Yes, there are currently sharks swimming in the Chesapeake.


Maryland Department of Natural Resources, Florida Program for Shark Research, Virginia Institute of Marine Science


Maryland Department of Natural Resources confirmed that sharks are in the Chesapeake Bay. According to a June 21 article, which lists some of the following fish that are found there including: blacktip, dusky, sandbar, spinner, scalloped hammerhead, smooth hammerhead, tiger, sand tiger and smooth dogfish sharks may be found nearshore from May/June through September/October.

MDNRP says that hammerhead sharks in the Chesapeake were first reported way back in 1876 and bull sharks have been spotted as far north as Aberdeen Proving Grounds but most are seen near the Choptank, Patuxent, and Potomac rivers. Officials confirm there has never been a shark bite reported in the Chesapeake, only one bite reported in the Chincoteague Bay.

Fourty-five-year veteran program director of the Florida Program for Shark Research, George Burgess, tells WUSA9 that bull sharks are responsible for most the shark attacks that he’s documented throughout his career.

“When they go after a prey item they do it with full tenacity and they come back for repetitive bites and so forth… and so a bite on a human from a bull shark often leads to a second bite from that same shark. It’s very persistent.”

Burgess said bull sharks are definitely the deadliest sharks in the sea, before the summer ends an estimated two of these sharks will be coming out of the Chesapeake Bay region in lower reaches of one of the main rivers.

A reason these types of shark attacks can occur is due to sharks mistaken the kicking of feet or splashing of hands as being activity of normal prey items. They then take quick bites, called hit-and-run attacks, the program director informs.

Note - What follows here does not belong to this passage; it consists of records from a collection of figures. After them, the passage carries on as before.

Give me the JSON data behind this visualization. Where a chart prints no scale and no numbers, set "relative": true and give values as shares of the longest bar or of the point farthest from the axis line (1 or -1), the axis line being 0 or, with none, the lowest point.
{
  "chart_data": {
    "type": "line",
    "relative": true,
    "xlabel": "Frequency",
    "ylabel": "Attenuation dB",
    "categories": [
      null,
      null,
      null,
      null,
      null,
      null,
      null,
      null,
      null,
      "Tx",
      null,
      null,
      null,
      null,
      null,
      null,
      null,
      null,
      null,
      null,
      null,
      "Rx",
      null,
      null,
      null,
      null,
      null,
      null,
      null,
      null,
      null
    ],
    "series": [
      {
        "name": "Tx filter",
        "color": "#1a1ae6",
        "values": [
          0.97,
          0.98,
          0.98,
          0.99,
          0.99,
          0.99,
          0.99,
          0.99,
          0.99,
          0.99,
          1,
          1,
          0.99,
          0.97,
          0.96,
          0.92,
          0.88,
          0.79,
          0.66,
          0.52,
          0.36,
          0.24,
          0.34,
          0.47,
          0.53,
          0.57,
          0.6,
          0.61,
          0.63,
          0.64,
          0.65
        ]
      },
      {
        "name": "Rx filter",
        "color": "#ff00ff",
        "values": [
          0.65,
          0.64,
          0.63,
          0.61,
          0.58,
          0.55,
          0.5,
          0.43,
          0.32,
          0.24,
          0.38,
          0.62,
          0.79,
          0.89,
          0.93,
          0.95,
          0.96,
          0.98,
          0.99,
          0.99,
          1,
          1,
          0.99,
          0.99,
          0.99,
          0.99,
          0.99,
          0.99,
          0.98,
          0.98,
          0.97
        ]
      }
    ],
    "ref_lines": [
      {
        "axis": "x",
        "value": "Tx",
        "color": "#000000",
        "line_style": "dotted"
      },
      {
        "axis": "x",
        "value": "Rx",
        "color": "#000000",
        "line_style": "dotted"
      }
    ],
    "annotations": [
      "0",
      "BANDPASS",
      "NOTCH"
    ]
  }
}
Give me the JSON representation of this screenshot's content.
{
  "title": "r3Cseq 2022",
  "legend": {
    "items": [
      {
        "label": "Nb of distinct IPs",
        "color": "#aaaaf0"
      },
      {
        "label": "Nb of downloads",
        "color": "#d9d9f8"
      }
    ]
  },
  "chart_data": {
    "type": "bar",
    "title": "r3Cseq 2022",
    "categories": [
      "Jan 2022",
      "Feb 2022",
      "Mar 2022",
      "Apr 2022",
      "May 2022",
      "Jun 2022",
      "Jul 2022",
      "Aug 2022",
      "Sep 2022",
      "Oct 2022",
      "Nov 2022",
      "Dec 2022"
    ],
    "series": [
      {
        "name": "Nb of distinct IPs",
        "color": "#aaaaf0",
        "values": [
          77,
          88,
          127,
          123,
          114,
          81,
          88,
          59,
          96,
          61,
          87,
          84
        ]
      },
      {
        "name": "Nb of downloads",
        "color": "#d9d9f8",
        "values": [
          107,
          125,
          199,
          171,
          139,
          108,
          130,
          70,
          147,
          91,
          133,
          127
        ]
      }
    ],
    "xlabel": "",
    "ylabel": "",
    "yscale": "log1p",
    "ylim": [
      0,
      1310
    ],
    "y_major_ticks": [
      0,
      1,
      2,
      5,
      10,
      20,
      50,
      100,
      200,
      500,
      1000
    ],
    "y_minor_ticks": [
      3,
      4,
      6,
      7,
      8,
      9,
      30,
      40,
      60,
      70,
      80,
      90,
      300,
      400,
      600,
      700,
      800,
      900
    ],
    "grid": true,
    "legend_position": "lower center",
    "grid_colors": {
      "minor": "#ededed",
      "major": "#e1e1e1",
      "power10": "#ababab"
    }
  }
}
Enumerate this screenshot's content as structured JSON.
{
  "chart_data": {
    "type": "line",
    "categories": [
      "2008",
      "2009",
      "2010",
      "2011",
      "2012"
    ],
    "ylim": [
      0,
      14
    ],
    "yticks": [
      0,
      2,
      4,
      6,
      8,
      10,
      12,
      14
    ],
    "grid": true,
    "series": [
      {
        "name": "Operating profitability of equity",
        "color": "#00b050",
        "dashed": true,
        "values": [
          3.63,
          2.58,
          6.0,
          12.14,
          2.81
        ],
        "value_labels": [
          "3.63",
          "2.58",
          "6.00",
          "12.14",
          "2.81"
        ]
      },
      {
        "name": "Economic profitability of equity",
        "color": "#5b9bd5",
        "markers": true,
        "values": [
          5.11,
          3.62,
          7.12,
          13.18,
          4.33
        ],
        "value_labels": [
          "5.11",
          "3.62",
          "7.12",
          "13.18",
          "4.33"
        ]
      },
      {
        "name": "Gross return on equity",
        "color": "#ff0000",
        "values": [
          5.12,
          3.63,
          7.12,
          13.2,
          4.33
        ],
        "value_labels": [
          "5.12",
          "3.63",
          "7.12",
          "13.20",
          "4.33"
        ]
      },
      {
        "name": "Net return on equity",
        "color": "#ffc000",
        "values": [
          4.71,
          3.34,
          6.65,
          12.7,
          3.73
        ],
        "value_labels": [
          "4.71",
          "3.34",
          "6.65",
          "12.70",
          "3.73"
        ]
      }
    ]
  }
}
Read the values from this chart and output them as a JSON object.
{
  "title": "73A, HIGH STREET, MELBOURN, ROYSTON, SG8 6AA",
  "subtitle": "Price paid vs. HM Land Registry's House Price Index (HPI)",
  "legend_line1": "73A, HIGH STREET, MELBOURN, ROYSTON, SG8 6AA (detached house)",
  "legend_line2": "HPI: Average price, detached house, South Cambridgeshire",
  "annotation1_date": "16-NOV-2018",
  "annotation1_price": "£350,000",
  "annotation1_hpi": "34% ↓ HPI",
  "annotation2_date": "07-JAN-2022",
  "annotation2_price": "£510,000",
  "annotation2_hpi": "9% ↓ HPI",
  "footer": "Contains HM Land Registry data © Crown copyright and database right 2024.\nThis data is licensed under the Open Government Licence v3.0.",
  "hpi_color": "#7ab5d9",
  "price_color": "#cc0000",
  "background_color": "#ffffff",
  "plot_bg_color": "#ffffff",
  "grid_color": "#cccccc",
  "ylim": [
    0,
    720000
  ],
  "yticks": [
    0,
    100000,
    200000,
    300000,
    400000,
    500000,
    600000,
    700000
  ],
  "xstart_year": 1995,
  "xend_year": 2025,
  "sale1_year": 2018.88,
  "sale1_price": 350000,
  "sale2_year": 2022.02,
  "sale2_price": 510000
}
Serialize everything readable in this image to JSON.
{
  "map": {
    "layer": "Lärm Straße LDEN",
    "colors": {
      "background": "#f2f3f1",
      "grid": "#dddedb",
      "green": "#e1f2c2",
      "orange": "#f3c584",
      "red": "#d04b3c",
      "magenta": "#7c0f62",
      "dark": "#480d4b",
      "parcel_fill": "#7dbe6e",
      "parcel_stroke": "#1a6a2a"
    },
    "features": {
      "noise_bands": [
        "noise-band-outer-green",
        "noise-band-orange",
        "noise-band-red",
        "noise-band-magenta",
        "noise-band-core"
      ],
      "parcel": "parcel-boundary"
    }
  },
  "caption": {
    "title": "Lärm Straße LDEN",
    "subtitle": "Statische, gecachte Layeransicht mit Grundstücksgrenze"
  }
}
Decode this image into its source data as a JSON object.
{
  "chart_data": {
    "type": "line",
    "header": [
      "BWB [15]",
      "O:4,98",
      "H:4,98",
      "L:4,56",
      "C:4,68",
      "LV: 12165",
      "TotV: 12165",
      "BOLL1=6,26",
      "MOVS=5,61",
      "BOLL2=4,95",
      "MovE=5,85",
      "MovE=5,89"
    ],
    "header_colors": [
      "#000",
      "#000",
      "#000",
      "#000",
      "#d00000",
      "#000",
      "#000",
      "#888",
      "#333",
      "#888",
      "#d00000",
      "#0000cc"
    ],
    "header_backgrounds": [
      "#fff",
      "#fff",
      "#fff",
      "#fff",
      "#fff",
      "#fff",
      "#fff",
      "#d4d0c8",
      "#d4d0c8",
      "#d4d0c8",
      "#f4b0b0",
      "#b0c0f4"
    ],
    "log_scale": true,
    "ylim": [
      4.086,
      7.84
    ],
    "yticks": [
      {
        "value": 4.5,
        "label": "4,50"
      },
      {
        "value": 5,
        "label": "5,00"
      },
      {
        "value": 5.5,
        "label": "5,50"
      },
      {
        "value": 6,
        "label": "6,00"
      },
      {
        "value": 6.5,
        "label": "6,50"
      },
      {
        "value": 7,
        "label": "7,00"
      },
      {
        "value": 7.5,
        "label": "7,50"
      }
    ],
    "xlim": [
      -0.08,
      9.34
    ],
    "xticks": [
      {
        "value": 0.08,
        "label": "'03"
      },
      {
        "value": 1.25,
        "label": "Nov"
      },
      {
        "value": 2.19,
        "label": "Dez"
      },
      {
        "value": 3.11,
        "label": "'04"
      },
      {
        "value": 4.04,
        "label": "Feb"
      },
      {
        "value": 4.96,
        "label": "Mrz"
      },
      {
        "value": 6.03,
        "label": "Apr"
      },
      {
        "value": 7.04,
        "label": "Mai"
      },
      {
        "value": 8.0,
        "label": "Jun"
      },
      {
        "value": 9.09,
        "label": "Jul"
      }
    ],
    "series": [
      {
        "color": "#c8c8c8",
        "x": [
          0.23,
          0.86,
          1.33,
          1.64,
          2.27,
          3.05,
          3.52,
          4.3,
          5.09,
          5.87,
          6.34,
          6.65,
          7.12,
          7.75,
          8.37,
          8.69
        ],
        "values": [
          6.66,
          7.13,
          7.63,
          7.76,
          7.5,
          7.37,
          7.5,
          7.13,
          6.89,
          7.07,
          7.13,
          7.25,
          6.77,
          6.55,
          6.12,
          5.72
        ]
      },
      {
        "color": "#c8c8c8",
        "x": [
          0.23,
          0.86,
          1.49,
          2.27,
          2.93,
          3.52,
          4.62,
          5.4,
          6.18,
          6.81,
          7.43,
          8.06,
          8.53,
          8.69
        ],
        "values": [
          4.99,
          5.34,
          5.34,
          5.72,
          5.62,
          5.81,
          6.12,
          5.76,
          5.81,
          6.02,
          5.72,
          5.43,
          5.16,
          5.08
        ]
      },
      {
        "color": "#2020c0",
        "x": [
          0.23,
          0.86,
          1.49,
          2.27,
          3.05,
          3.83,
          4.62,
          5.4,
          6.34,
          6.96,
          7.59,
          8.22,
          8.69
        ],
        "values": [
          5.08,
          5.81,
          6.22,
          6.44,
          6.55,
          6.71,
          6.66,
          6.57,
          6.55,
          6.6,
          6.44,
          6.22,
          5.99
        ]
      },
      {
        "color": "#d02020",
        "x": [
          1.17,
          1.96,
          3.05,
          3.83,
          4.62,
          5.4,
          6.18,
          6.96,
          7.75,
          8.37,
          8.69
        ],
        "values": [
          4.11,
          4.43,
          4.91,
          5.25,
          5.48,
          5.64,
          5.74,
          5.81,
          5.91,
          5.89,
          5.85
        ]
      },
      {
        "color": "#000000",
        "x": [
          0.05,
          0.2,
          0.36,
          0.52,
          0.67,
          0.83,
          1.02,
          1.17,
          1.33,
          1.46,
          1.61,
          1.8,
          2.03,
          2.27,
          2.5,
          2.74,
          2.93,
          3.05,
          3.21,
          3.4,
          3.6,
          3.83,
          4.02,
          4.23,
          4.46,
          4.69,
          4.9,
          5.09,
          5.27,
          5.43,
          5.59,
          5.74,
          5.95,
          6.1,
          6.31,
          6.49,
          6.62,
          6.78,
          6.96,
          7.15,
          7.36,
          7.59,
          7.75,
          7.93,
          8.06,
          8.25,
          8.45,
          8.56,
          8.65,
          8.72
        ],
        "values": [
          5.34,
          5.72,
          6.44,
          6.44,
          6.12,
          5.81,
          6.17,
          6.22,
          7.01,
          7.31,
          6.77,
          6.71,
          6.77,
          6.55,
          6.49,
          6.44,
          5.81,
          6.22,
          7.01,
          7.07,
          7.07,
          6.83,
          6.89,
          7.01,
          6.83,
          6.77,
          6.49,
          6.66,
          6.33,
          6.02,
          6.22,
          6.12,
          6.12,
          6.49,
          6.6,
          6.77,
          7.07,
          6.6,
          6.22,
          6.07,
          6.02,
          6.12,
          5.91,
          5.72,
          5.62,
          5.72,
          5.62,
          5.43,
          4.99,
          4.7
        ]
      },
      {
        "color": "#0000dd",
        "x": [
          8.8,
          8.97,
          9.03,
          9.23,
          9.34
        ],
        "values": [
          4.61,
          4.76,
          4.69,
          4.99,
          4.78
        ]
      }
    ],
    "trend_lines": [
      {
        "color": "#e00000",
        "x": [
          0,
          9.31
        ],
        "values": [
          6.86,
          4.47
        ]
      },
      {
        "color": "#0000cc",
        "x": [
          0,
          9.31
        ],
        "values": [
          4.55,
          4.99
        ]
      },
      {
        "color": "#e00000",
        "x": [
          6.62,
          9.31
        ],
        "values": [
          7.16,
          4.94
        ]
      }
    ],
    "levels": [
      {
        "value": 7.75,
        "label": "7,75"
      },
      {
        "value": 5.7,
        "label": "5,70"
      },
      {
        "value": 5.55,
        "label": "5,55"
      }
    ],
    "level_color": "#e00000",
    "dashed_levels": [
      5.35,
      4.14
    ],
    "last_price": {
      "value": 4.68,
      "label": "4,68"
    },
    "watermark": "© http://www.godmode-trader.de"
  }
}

So is there reason to be concerned about seeing a bull shark if you’re swimming in the Chesapeake Bay this summer?

According to Jim Gartland, Assistant Research scientist at the Virginia Institute for Marine Science, the chances of seeing a bull shark are very slim.

Burgess said in 2016 only four fatal worldwide shark attacks occurred; two in the French Territory of New Caladonia, one in Australia and one in the Indian Ocean.

Maryland Department of Natural Resources has provided some tips on what to do before going shark fishing in the Chesapeake which includes:

1.Get some firsthand practical experience identifying, handling and gearing up from local mentors such as a fishing group, guide or charter captain.

2. Have the appropriate license (s), tackle, tools, measuring tape, identification guide, regulations and a release plan.